Liquidambar styraciflua is a medium-sized to large tree, growing anywhere from 33–50 feet (10–15 m) in cultivation and up to 150 feet (46 m) in the wild, with a trunk up 2–3 feet (0.61–0.91 m) in diameter, on average. Trees may live to 400 years. The tree is a symmetrical shape and crowns into an egg shape when the branches get too heavy after its first two years of cultivation.
Another distinctive feature of the tree is the peculiar appearance of its small branches and twigs. The bark attaches itself to these in plates edgewise instead of laterally, and a piece of the leafless branch with the aid of a little imagination readily takes on a reptilian form; indeed, the tree is sometimes called Alligator-wood. The bark is a light brown tinged with red and sometimes gray with dark streaks and weighs 37 lbs. per cubic foot. It is deeply fissured with scaly ridges. The branches carry layers of cork. The branchlets are pithy, many-angled, winged, and at first covered with rusty hairs, finally becoming red brown, gray or dark brown. As an ornamental tree, the species has a drawback—the branches may have ridges or "wings" that cause more surface area, increasing weight of snow and ice accumulation on the tree. However, the wood is heavy and hard with an interlocking grain, but is difficult to season.
The leaves usually have five (but sometimes three or seven) sharply pointed palmate lobes. They are 3-5 inches wide on average and have three distinct bundle scars.

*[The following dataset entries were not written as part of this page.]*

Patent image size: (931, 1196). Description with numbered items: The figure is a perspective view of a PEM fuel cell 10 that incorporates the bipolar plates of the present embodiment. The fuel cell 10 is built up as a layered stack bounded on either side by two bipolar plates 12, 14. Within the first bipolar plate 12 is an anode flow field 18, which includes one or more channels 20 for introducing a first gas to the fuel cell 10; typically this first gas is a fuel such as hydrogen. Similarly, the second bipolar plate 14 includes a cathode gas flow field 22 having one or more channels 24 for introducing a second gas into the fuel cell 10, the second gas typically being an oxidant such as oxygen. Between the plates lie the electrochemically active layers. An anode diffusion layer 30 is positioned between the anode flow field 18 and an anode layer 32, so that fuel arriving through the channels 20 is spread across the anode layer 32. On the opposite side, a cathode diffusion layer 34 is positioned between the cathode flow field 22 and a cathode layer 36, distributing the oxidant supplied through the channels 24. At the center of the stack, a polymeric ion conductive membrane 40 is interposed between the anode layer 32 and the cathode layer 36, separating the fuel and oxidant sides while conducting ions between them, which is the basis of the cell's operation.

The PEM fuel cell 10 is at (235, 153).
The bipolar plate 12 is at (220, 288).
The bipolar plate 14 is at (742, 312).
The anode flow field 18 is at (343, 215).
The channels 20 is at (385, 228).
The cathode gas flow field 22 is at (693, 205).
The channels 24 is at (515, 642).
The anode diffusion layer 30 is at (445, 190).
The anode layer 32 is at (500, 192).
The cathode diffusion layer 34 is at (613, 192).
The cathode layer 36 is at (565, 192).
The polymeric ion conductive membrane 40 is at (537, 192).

The flowers typically appear in March to May and persist into Autumn, sometimes persisting into the Winter. They are typically about 1–1.5 inches in diameter and are covered with rusty hairs. The flowers are unisexual and greenish in color. Staminate flowers in terminal racemes two to three inches long, the pistillate in a solitary head on a slender peduncle borne in the axil of an upper leaf. Staminate flowers destitute of calyx and corolla, but are surrounded by hairy bracts. Stamens indefinite; filaments short; anthers introrse. Pistillate flowers with a two-celled, two-beaked ovary, the carpels produced into a long, recurved, persistent style. The ovaries all more or less cohere and harden in fruit. There are many ovules but few mature.
The distinctive compound fruit is hard, dry, and globose, 1–1.5 inches in diameter, composed of numerous (40-60) capsules. Each capsule, containing one to two small seeds, has a pair of terminal spikes (for a total of 80-120 spikes). When the fruit opens and the seeds are released, each capsule is associated with a small hole (40-60 of these) in the compound fruit.